Track: Stream Processing at Large

Location: Liberty, 8th fl.

Day of week: Tuesday

The software industry has learned that the world’s data can be represented as unbounded queues of changes. It can be sliced into sliding windows. It can be aggregated, rolled up, and analyzed. We can choose a number of ways to do this work such as using Kafka Streams or Spark Streaming. We can opt for Apache Beam, Storm, Samza, Flume, or Flink. We have a large pool of options on which we can build powerful systems, but there is accidental complexity lurking in any of the choices:

  • What if I need to rebuild all the data?
  • How do I know when my system is not healthy?
  • How do I reason about time in this system?
  • What if things arrive out of order?
  • How do I know things have arrived?

This track walks through uses of streaming technologies at large, the problems encountered, and how teams are coping with the state of this new world. As we approach maturity in streaming systems the companies using these systems are growing ecosystems and best practices around building and operating them. They are discovering new ways to reason about monitoring, testing, performance, and failure. This track is an opportunity to learn from their experiences.

Track Host:
Michelle Brush
Engineering Director @Cerner

Michelle Brush is a math geek turned computer geek with 15 years of software development experience. She has developed algorithms and data structures for pathfinding, search, compression, and data mining in embedded as well as distributed systems. In her current role as an Engineering Director for Cerner Corporation, she is responsible for the data ingestion and processing platform for Cerner’s Population Health solutions. She also leads several engineering education programs and culture initiatives including Cerner’s software architect development program and internal developer conference. Outside of Cerner, she is the chapter leader for the Kansas City chapter of Girl Develop It and one of the conference organizers for

Trackhost Interview

QCon: So who is the audience for the track that you're hosting?

Michelle: This track is for someone that has some exposure to streaming systems either because they're working with one, and they have buyers’ remorse, and they’re asking themselves if they picked the right streaming engine or for an architect or software engineer who is currently dealing with a batch system and thinking about moving to streaming. This track will give attendees an idea of what's in store when it comes to streaming.

QCon: What do you hope someone walks away from this track with?

Michelle: First, that they need a schema registry! Besides that, getting an awareness of how much complexity is still left after you've made the initial decision of which framework or engine you're going to pick. Streaming as a whole is not in a state yet that's anywhere near consumable or usable, which is evidenced by the constant explosion of new, thrilling frameworks still being built out right now. It's getting much better, but it's still far from being solved.

QCon: What questions will your track answer for attendees?

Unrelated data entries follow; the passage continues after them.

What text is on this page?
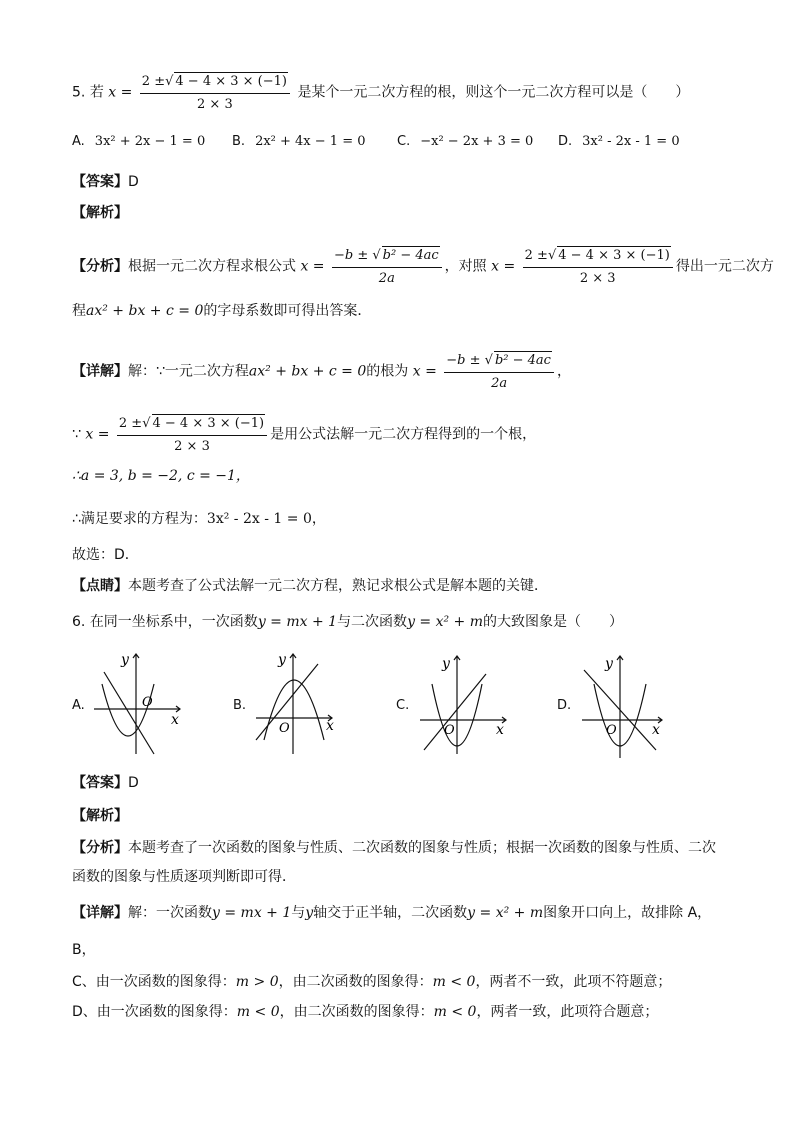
5. 若 $x = \frac{2 \pm√ 4 - 4 \times 3 \times (-1)}{2 \times 3}$ 是某个一元二次方程的根，则这个一元二次方程可以是（　　）
A. 3x² + 2x − 1 = 0 B. 2x² + 4x − 1 = 0 C. −x² − 2x + 3 = 0 D. 3x² - 2x - 1 = 0
【答案】D
【解析】
【分析】根据一元二次方程求根公式 $x = \frac{\text{−b ± √ b² − 4ac}}{2a}$ ，对照 $x = \frac{2 \pm√ 4 - 4 \times 3 \times (-1)}{2 \times 3}$ 得出一元二次方
程ax² + bx + c = 0的字母系数即可得出答案．
【详解】解：∵一元二次方程ax² + bx + c = 0的根为 $x = \frac{\text{−b ± √ b² − 4ac}}{2a}$ ，
∵ $x = \frac{2 \pm√ 4 - 4 \times 3 \times (-1)}{2 \times 3}$ 是用公式法解一元二次方程得到的一个根，
∴a = 3, b = −2, c = −1，
∴满足要求的方程为：3x² - 2x - 1 = 0，
故选：D．
【点睛】本题考查了公式法解一元二次方程，熟记求根公式是解本题的关键．
6. 在同一坐标系中，一次函数y = mx + 1与二次函数y = x² + m的大致图象是（　　）
A.	B.	C.	D.
y
x
O
y
x
O
y
x
O
y
x
O
【答案】D
【解析】
【分析】本题考查了一次函数的图象与性质、二次函数的图象与性质；根据一次函数的图象与性质、二次
函数的图象与性质逐项判断即可得．
【详解】解：一次函数y = mx + 1与y轴交于正半轴，二次函数y = x² + m图象开口向上，故排除 A，
B，
C、由一次函数的图象得：m > 0，由二次函数的图象得：m < 0，两者不一致，此项不符题意；
D、由一次函数的图象得：m < 0，由二次函数的图象得：m < 0，两者一致，此项符合题意；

Michelle: Streaming is the direction that I see most architectures going in the future. If you're in Microservices you're probably going to move to streams with a combination of “functions as a service.” If you're in batch, demands for latency are going to increase and people are going to want more for feedback on their algorithms, analytics, and machine learning—faster

Whether or not you’re ready, you need to start thinking about the problems in this space and prepare. And again, it's not a solved space. There's challenges with back pressure, there's challenges with out of order updates and so on. You need to have a good reasoning model about how to deal with those challenges.

10:35am - 11:25am

by Anton Gorshkov
Managing Director @GoldmanSachs

How good is your streaming framework at failure? Does it die gracefully telling you exactly at which point it died? Does it tell you why it died? Does it pick-up where it left off afterwards? Can it easily skip the "erroneous" portions of the stream? Do you always know what was processed and what wasn't? Does it even have to die when process, host, data-center fail?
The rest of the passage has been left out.